Military sources said 30 federal soldiers were killed and 67 wounded in fierce overnight fighting with Muslim separatists in the village of Goiskoye, 20 miles south of the capital Grozny. It was one of the heaviest death-tolls in a single battle this year.

Chechen guerrillas had shot down a Russian SU-25 fighter bomber over Goiskoye on Thursday, Tass news agency said, using a US-made hand-held ground-to-air Stinger missile. The pilot ejected and survived.

Russian troops attacked the separatists and believed they had cleared the village by Thursday evening. But the rebels opened fire again in the night and a Russian unit was forced to make a humiliating and costly withdrawal.

Fighting was also reported yesterday around the southeastern mountain town of Vedeno, a rebel stronghold. And the Russians were said to be again bombing the south-western village of Shazhali, despite the local prosecutor's inquiry into why the settlement was attacked earlier this week after elders signed a peace agreement with federal forces.

All this is disappointing news for President Yeltsin who last Sunday staked his political future on a peace plan announced on national television. The Kremlin leader, however, pressed on with a meet-the-people tour in the south Russian city of Belgorod, a stronghold of his communist opponents. Back in Moscow, another of Mr Yeltsin's rivals, the extreme nationalist Vladimir Zhirinovsky officially registered himself for the election on 16 June.

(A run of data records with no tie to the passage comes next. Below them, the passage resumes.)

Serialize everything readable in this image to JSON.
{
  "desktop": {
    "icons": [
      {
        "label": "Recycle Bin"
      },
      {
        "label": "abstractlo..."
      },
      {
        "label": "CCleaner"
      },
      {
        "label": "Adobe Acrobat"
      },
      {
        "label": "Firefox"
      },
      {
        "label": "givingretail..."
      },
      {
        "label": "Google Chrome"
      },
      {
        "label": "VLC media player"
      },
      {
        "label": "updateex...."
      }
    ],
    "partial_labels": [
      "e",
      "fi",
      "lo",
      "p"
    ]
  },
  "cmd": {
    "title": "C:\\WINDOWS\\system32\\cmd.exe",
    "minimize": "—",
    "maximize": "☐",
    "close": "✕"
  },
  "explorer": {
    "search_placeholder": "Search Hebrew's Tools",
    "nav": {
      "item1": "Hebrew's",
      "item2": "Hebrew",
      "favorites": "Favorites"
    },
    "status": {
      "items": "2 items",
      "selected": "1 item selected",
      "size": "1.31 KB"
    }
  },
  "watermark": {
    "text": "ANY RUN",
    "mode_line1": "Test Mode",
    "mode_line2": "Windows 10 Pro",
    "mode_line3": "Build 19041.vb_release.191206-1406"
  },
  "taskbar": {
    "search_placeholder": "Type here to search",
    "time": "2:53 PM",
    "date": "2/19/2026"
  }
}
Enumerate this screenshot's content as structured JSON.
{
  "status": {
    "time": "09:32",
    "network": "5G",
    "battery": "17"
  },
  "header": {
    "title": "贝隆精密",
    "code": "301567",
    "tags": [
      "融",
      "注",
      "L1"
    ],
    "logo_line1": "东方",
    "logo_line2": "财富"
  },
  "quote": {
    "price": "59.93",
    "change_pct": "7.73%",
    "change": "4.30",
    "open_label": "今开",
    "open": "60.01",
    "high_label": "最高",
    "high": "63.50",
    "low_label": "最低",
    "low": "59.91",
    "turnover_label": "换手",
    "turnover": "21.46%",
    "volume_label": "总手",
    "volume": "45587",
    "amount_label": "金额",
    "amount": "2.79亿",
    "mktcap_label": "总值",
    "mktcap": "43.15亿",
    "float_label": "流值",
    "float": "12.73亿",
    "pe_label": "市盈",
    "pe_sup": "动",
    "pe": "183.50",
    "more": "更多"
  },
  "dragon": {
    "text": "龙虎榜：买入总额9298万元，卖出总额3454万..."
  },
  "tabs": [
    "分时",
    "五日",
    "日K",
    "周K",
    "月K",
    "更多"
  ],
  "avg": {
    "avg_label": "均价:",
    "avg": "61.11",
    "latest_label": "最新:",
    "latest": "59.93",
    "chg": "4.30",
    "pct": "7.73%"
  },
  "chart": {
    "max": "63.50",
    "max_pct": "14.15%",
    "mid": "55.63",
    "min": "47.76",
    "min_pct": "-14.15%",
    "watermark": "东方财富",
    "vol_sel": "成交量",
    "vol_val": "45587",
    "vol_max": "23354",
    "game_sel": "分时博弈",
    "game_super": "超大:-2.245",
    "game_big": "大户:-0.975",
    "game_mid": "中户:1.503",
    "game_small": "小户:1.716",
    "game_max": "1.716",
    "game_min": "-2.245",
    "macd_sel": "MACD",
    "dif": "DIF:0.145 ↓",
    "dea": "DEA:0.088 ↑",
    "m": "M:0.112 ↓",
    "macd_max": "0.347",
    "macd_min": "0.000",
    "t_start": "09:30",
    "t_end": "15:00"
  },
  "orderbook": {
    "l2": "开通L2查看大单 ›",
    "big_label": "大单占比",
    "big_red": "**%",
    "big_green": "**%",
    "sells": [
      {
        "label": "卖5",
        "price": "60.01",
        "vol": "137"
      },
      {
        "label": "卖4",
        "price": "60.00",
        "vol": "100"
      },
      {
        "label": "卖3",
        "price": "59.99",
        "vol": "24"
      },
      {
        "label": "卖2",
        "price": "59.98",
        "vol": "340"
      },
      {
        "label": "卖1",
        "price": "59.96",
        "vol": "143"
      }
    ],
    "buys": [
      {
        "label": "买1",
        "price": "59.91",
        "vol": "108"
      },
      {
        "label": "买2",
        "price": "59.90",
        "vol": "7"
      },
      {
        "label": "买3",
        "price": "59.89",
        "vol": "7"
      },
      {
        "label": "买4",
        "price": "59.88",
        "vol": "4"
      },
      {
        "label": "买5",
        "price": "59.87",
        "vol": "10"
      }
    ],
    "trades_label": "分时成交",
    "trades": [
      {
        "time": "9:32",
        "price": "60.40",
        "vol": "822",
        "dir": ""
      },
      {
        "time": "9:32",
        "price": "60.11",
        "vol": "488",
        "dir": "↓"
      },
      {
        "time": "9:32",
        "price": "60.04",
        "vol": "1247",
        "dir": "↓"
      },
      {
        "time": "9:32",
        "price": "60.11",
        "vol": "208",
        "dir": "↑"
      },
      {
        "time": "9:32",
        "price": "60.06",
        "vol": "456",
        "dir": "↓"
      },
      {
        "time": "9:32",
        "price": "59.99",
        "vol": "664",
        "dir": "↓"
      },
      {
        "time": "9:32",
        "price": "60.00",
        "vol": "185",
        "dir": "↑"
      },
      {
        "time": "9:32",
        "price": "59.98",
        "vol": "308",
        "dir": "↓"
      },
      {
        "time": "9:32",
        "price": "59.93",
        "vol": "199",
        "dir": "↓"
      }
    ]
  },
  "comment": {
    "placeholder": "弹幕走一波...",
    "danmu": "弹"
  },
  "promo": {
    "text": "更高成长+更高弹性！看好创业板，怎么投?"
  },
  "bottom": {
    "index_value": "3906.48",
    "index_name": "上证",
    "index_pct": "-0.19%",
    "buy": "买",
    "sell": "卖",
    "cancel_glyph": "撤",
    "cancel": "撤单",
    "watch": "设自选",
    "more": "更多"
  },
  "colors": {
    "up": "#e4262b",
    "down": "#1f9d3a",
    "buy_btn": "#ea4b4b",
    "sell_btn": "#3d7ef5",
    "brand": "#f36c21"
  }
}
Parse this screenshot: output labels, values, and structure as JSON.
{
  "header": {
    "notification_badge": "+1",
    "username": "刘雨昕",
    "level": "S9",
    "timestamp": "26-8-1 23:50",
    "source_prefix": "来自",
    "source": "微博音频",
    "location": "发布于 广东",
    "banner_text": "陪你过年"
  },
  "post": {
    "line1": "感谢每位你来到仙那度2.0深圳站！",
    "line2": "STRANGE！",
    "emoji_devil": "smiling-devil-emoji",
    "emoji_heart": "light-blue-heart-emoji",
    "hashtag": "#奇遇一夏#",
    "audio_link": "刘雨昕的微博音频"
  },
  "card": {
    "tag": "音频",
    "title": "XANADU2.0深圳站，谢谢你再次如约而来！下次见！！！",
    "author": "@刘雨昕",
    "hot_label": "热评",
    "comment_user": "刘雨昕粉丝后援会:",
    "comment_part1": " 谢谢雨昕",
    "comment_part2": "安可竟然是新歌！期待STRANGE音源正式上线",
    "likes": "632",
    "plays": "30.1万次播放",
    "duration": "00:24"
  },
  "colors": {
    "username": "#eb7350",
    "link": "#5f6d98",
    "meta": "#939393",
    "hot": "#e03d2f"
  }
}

The latest opinion poll showed the communist leader, Gennady Zyuganov, still in the lead with a predicted 21 per cent of the vote although Mr Yeltsin was closing on him with 19 per cent. Another poll showed that for 62 per cent of Russian voters, ending the war in Chechnya was the top priority.

With this in mind, Mr Yeltsin on Sunday announced a unilateral halt to military operations and promised a partial troop withdrawal. He also appointed Prime Minister Viktor Chernomyrdin as head of a new state commission charged with settling the conflict and offered to open talks with the Chechen separatist leader, General Dzhokhar Dudayev, through mediators.

Yesterday Mr Chernomyrdin was preparing to hold the first meeting of his commission.

There was no word from General Dudayev, whose fighters have poured scorn on Moscow's plan. But the head of Mr Yeltsin's working group on Chechnya, Emil Pain, was quoted in the Russian press yesterday as saying not all in General Dudayev's circle insisted on full independence and some might be ready to bargain.